Memory  /  Argument

Learning Civics from History

Civic thought and leadership institutes will thrive if they promote strong scholarship and courses in traditional fields the mainstream academy slights.

The present period of American history reminds me of nothing so much as the middle of the fourteenth century in Europe. This is not a consoling parallel. That period was marked by a general loss of faith in the great universal institutions of the medieval period—the papacy and the Holy Roman Empire; by the rise of a new and formidable external enemy—the Ottoman Turks; by the failure of Europe’s collective security arrangement in the Crusader states with the fall of the last Crusader base at Acre in 1291; by a “forever war” known as the Hundred Years War, the longest war in history; by the first great international banking failure in 1343, when King Edward III of England couldn’t pay his Italian creditors; by the inability of states to protect themselves from violent predators—the “great companies” of unemployed soldiers who ravaged Italian city-states in the period; and most of all by the greatest pandemic in history, the Black Death. Admittedly, to compare the latter, which wiped out a third of the population of Europe, to the Covid pandemic, which caused an incremental increase in mortality of, at most, .5%—that’s point 5%is like comparing an elephant to a gnat. Nevertheless, the responses of the public health authorities in both periods, 1348-50 and in 2020-2022, produced outcomes of negative utility which severely damaged their credibility. 

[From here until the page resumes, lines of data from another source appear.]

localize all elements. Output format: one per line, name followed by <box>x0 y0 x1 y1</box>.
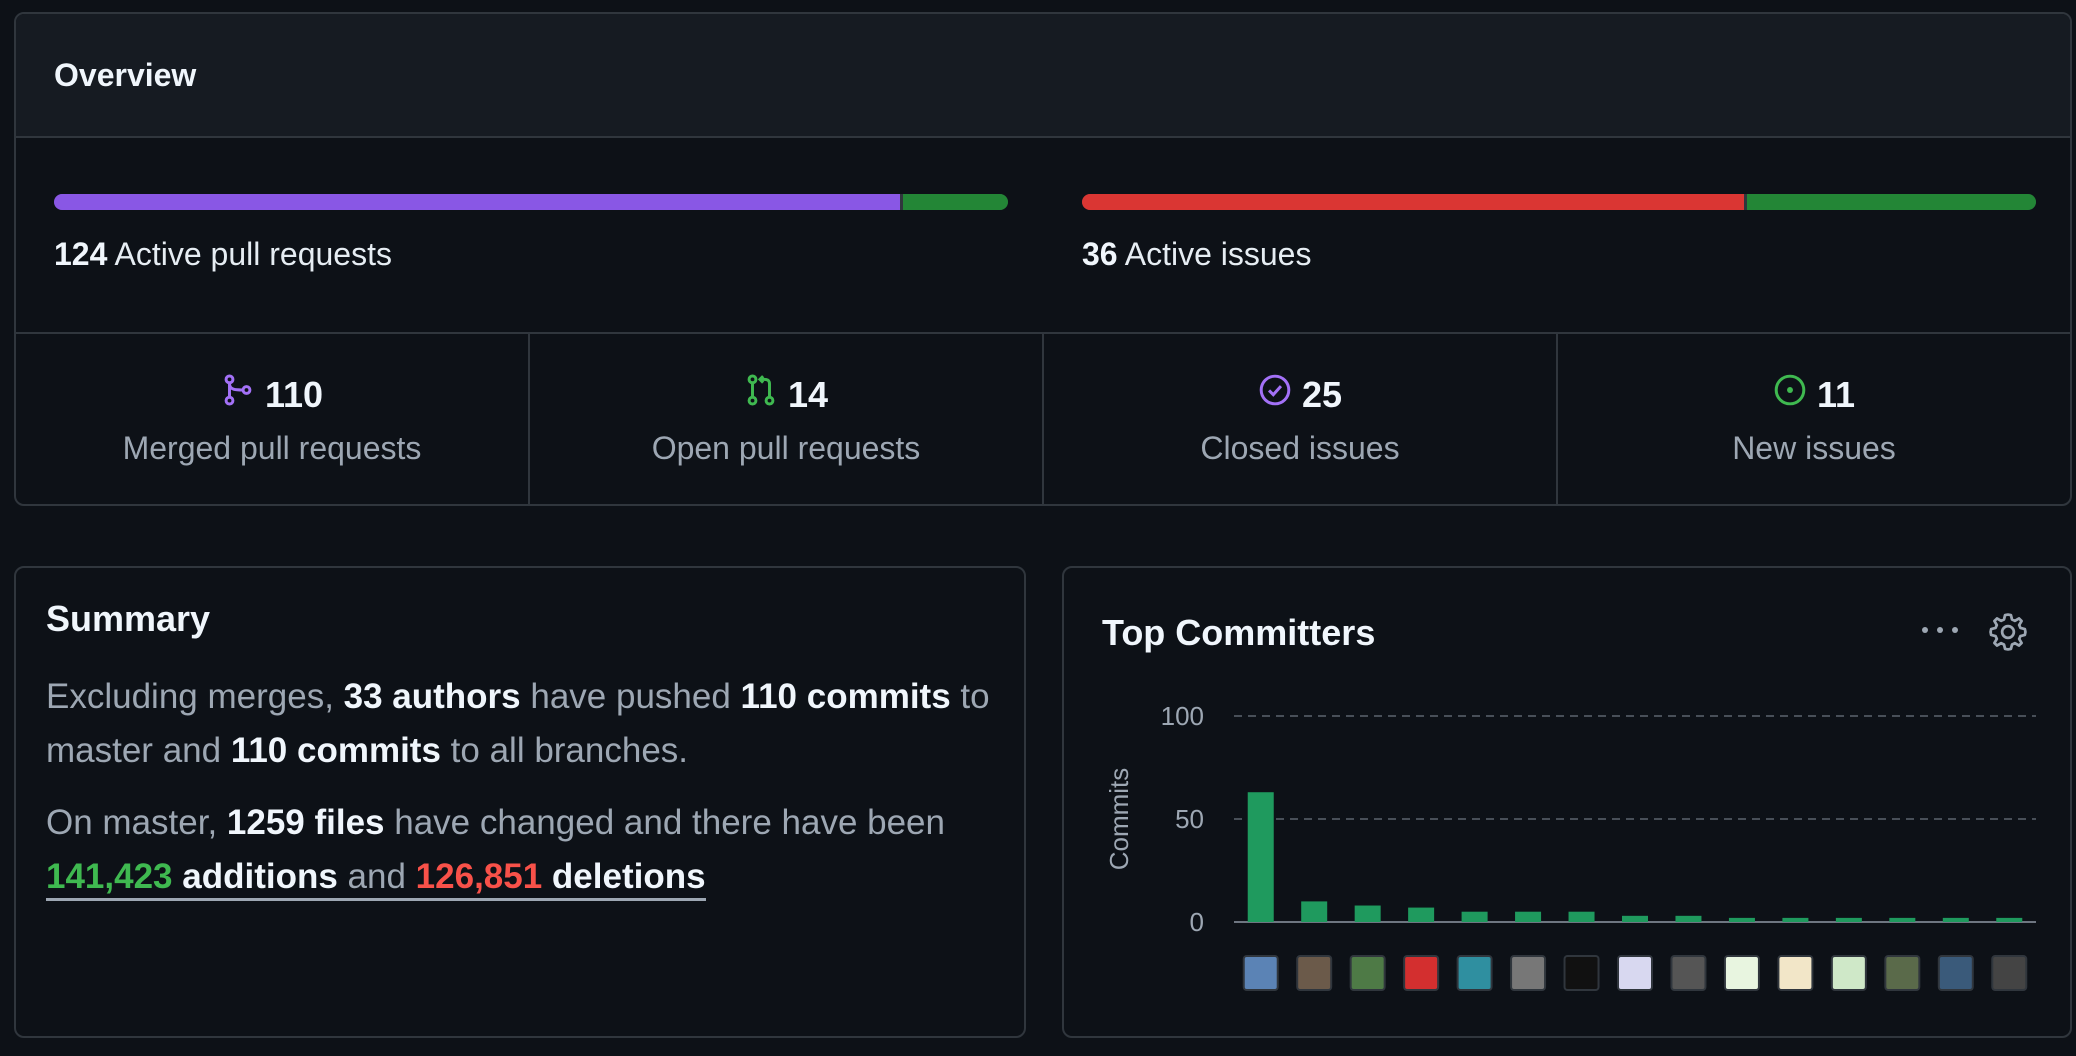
merged-segment <box>54 194 901 210</box>
issues-summary[interactable]: 36 Active issues <box>1082 194 2036 273</box>
committer-avatar <box>1403 955 1440 991</box>
overview-panel: Overview 124 Active pull requests 36 Act… <box>14 12 2072 506</box>
bar-committer-13 <box>1889 917 1916 922</box>
bar-committer-14 <box>1942 917 1969 922</box>
committer-avatar <box>1991 955 2028 991</box>
additions-label: additions <box>172 857 338 896</box>
open-pull-requests-label: Open pull requests <box>651 430 921 466</box>
issue-opened-icon <box>1773 373 1807 416</box>
summary-text: to all branches. <box>440 731 689 770</box>
top-committers-chart: Commits 100 50 0 <box>1104 701 2036 991</box>
committer-avatar <box>1296 955 1333 991</box>
bar-committer-8 <box>1622 915 1648 922</box>
additions-count: 141,423 <box>46 857 173 896</box>
stat-new-issues[interactable]: 11 New issues <box>1558 334 2070 504</box>
authors-count: 33 authors <box>343 677 521 716</box>
issues-caption: 36 Active issues <box>1082 236 2036 273</box>
merge-icon <box>221 373 255 416</box>
stat-closed-issues[interactable]: 25 Closed issues <box>1044 334 1558 504</box>
committer-avatar <box>1830 955 1867 991</box>
bar-committer-15 <box>1996 917 2023 922</box>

I hope that you, dear reader, are already consoled: things are not as bad as the fourteenth century—yet. But there is another side to this parallel which can offer us guidance, and that is the response of educators to the crisis of the fourteenth century, in particular the man who was probably the greatest educator of the West since Socrates: the scholar-poet Francesco Petrarch. Petrarch, trying to explain how Europe had gotten itself into such an appalling state, blamed the educational institutions that had grown up in the previous two centuries: the universities. Whatever the ideals that had once animated them, by Petrarch’s time, in Italy, almost all the men universities were graduating were lawyers and medical doctors. The education of lawyers (in Petrarch’s somewhat overheated view) had turned them into predators who sowed social discord in order to profit from it. The education of medical doctors produced frauds and religious doubters.